UNHCR warned last week that it had received less than half of the US$ 62 million it needs to carry out its ongoing voluntary repatriation programme for Burundian refugees. Unless it receives additional funding very rapidly, the refugee agency may well have to suspend the programme, which is its biggest repatriation operation in Africa. Since 2001, UNHCR has helped some 285,000 Burundians return to their homeland - including 58,000 so far this year. Nevertheless, there are still some 400,000 Burundian refugees in neighbouring Tanzania alone.

"I have been lucky enough not to have been a refugee myself," said Barankitse, "and I can only imagine how hard it must be to lose everything - your home, your friends, your identity. There is no greater wealth than to be in your own country. How can we tell all these people who want to come home that there is no money?"

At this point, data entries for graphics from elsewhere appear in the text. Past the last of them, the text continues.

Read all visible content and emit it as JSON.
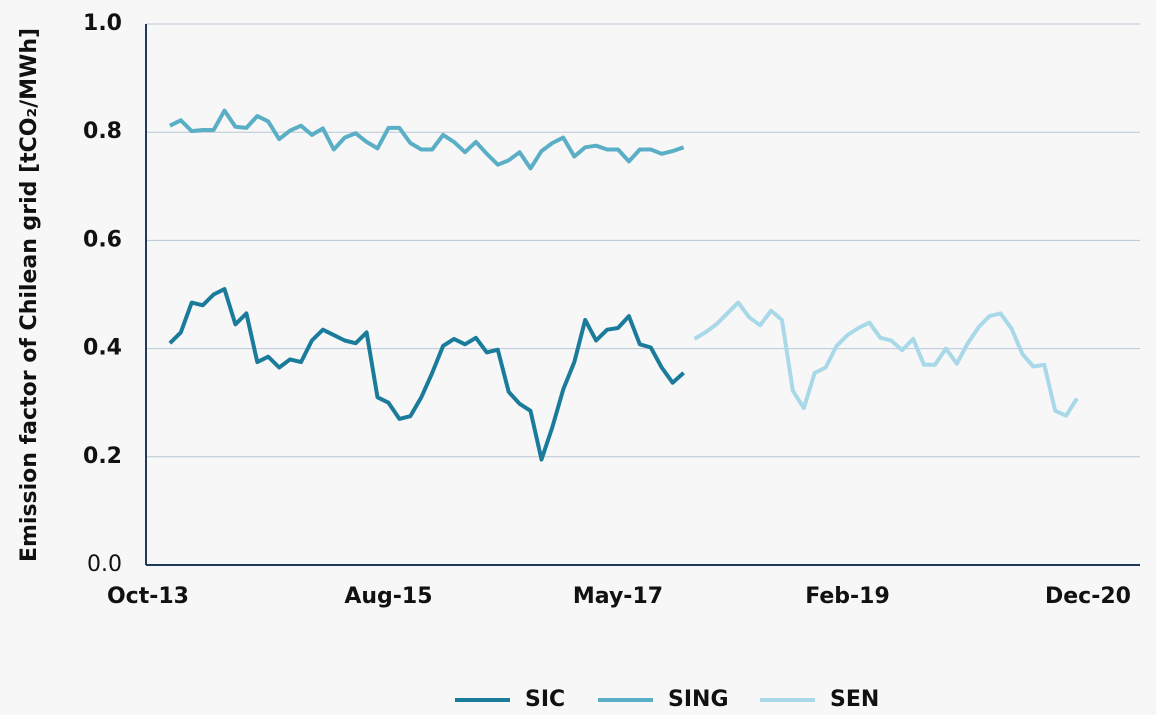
{
  "chart_data": {
    "type": "line",
    "ylabel": "Emission factor of Chilean grid [tCO₂/MWh]",
    "categories": [
      "Oct-13",
      null,
      null,
      null,
      null,
      null,
      null,
      null,
      null,
      null,
      null,
      null,
      null,
      null,
      null,
      null,
      null,
      null,
      null,
      null,
      null,
      null,
      "Aug-15",
      null,
      null,
      null,
      null,
      null,
      null,
      null,
      null,
      null,
      null,
      null,
      null,
      null,
      null,
      null,
      null,
      null,
      null,
      null,
      null,
      "May-17",
      null,
      null,
      null,
      null,
      null,
      null,
      null,
      null,
      null,
      null,
      null,
      null,
      null,
      null,
      null,
      null,
      null,
      null,
      null,
      null,
      "Feb-19",
      null,
      null,
      null,
      null,
      null,
      null,
      null,
      null,
      null,
      null,
      null,
      null,
      null,
      null,
      null,
      null,
      null,
      null,
      null,
      null,
      null,
      "Dec-20",
      null,
      null,
      null,
      null
    ],
    "series": [
      {
        "name": "SIC",
        "color": "#1b7b9b",
        "values": [
          null,
          null,
          0.41,
          0.43,
          0.485,
          0.48,
          0.5,
          0.51,
          0.445,
          0.465,
          0.375,
          0.385,
          0.365,
          0.38,
          0.375,
          0.415,
          0.435,
          0.425,
          0.415,
          0.41,
          0.43,
          0.31,
          0.3,
          0.27,
          0.275,
          0.31,
          0.355,
          0.405,
          0.418,
          0.408,
          0.42,
          0.393,
          0.398,
          0.32,
          0.298,
          0.285,
          0.195,
          0.255,
          0.325,
          0.375,
          0.453,
          0.415,
          0.435,
          0.438,
          0.46,
          0.408,
          0.402,
          0.365,
          0.337,
          0.355,
          null,
          null,
          null,
          null,
          null,
          null,
          null,
          null,
          null,
          null,
          null,
          null,
          null,
          null,
          null,
          null,
          null,
          null,
          null,
          null,
          null,
          null,
          null,
          null,
          null,
          null,
          null,
          null,
          null,
          null,
          null,
          null,
          null,
          null,
          null,
          null,
          null,
          null,
          null,
          null,
          null
        ]
      },
      {
        "name": "SING",
        "color": "#5aaec5",
        "values": [
          null,
          null,
          0.812,
          0.822,
          0.802,
          0.804,
          0.804,
          0.84,
          0.81,
          0.808,
          0.83,
          0.82,
          0.787,
          0.803,
          0.812,
          0.795,
          0.807,
          0.768,
          0.79,
          0.798,
          0.782,
          0.77,
          0.808,
          0.808,
          0.78,
          0.768,
          0.768,
          0.795,
          0.782,
          0.763,
          0.782,
          0.76,
          0.74,
          0.748,
          0.763,
          0.733,
          0.765,
          0.78,
          0.79,
          0.755,
          0.772,
          0.775,
          0.768,
          0.768,
          0.746,
          0.768,
          0.768,
          0.76,
          0.765,
          0.772,
          null,
          null,
          null,
          null,
          null,
          null,
          null,
          null,
          null,
          null,
          null,
          null,
          null,
          null,
          null,
          null,
          null,
          null,
          null,
          null,
          null,
          null,
          null,
          null,
          null,
          null,
          null,
          null,
          null,
          null,
          null,
          null,
          null,
          null,
          null,
          null,
          null,
          null,
          null,
          null,
          null
        ]
      },
      {
        "name": "SEN",
        "color": "#a9d8e8",
        "values": [
          null,
          null,
          null,
          null,
          null,
          null,
          null,
          null,
          null,
          null,
          null,
          null,
          null,
          null,
          null,
          null,
          null,
          null,
          null,
          null,
          null,
          null,
          null,
          null,
          null,
          null,
          null,
          null,
          null,
          null,
          null,
          null,
          null,
          null,
          null,
          null,
          null,
          null,
          null,
          null,
          null,
          null,
          null,
          null,
          null,
          null,
          null,
          null,
          null,
          null,
          0.418,
          0.43,
          0.445,
          0.465,
          0.485,
          0.458,
          0.443,
          0.47,
          0.453,
          0.322,
          0.29,
          0.355,
          0.365,
          0.405,
          0.425,
          0.438,
          0.448,
          0.42,
          0.415,
          0.397,
          0.418,
          0.37,
          0.37,
          0.4,
          0.372,
          0.41,
          0.44,
          0.46,
          0.465,
          0.437,
          0.39,
          0.367,
          0.37,
          0.285,
          0.276,
          0.308,
          null,
          null,
          null,
          null,
          null
        ]
      }
    ],
    "ylim": [
      0,
      1
    ],
    "yticks": [
      {
        "value": 0,
        "label": "0.0"
      },
      0.2,
      0.4,
      0.6,
      0.8,
      {
        "value": 1,
        "label": "1.0"
      }
    ],
    "grid": true,
    "legend": "bottom"
  }
}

In the little town of Ruyigi, not far from the Tanzanian border in eastern Burundi, Marguerite Barankitse works closely with UNHCR to help thousands of women and children recently returned to their homeland. Her vocation grew out of the wave of ethnic violence that unfurled over Burundi in the wake of President Melchior Ndadaye's assassination in 1993. A Tutsi herself, Barankitse saved the lives of 25 children whose parents were among 72 people massacred in Ruyigi in the space of a few days. She herself was beaten, tied up and forced to witness some of the killings. She later managed to escape and hide with the children under the roof of the local church.

Since then, she has become a mother to thousands of children from all ethnic groups and nationalities who have been uprooted, orphaned or disabled by the conflict. She runs a team of 120 people, many of them volunteers, who look after a total of some 10,000 children. All over Burundi, she has set up villages for children who have been orphaned or separated from their families. They live in these villages in the company of social workers, with nannies to look after the younger ones.

"We are training local women, very often women who were refugees and have just returned to Burundi, to look after the children - in this way, we also create a new base of skills, we give them a chance to earn a living while taking care of children in need," Barankitse said. "These women have been the lifeline of Burundi during the country's darkest years. They ploughed the fields at night and hid during the day. They kept their families together during their years in exile. We must invest in them - the future of Burundi depends on it."

With the election of President Pierre Nkurunziza in August, Burundi's process of political transition, which began with the 2001 Arusha peace accords, effectively came to an end. Nevertheless, the new Burundian government faces enormous challenges as it strives to achieve a stable peace: the reconstruction of homes and infrastructure; the creation of health and education facilities; and the reintegration of hundreds of thousands of returning refugees and internally displaced people.

UNHCR had committed itself to build close to 23,000 homes, 48 schools with a total of 245 classrooms and 14 health centres in 2005. Because of lack of funds, the refugee agency has already had to revise these numbers down to 43 schools and 11 health centres. If the current financial crisis continues, it will have to stop all building programmes. Income-generating activities and professional training programmes benefiting some 10,000 people will also be suspended.

"This cannot be allowed to happen," Barankitse said. "What we are doing is only a drop in the ocean, but if everyone puts in a drop we can make a difference and turn the tide."